TripleGeo has been used to transform a large variety of geospatial datasets into RDF. Amongst them:

  • Exposing INSPIRE-alinged geospatial data and metadata for Greece as Linked Data through a SPARQL endpoint. This has been the first attempt to build an abstraction layer on top of the INSPIRE infrastructure based on GeoSPARQL concepts, thus making INSPIRE contents accessible and discoverable as linked data.
  • Exposing Points of Interest (POI) as Linked Geospatial Data through this SPARQL endpoint.
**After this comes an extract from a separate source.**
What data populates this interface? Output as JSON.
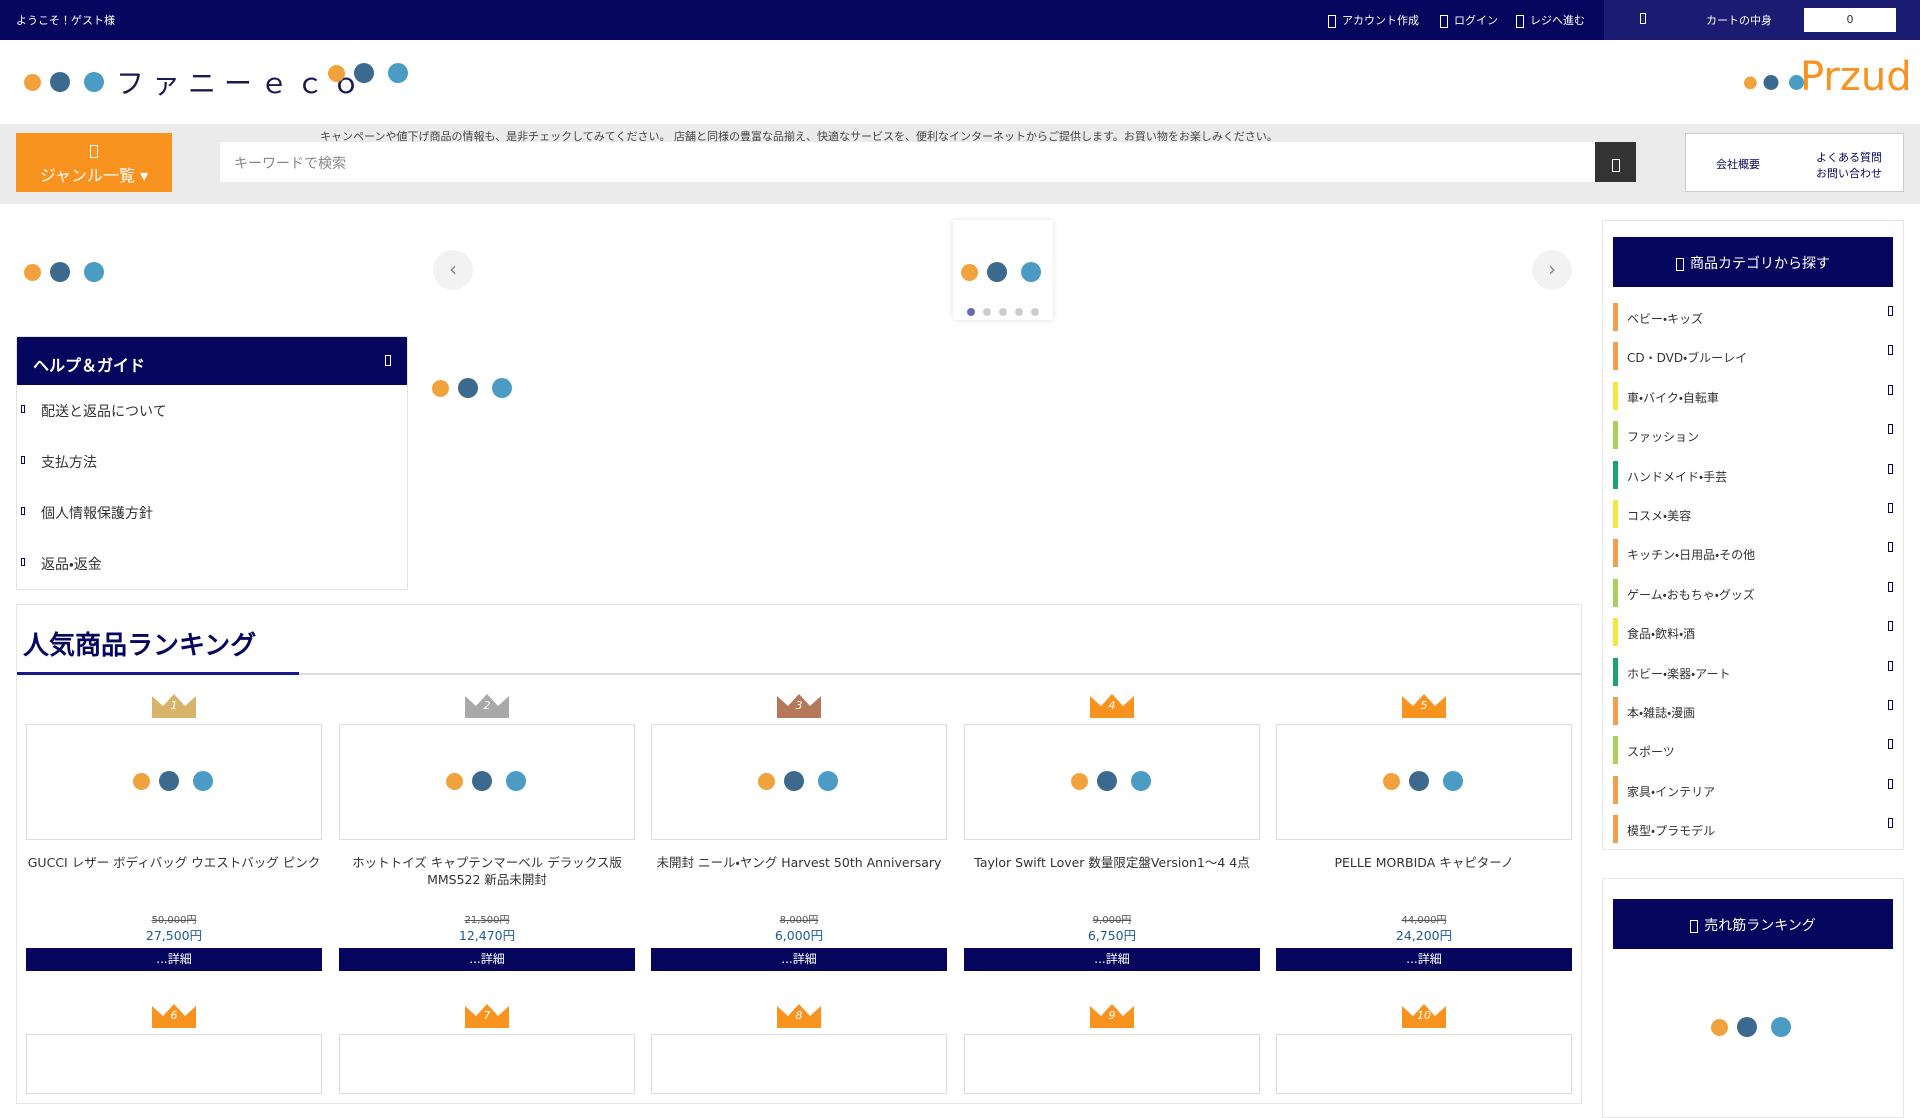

In this case, POI data extracted from OpenStreetMap across Europe has been transformed into RDF according a comprehensive and vendor-agnostic OWL ontology for POI data, which enables modeling and representation of multifaceted and enriched POI profiles.

Documentation

All Java classes and data structures developed for TripleGeo are fully documented in this Javadoc.

License

The contents of this project are licensed under the GPL v3 License.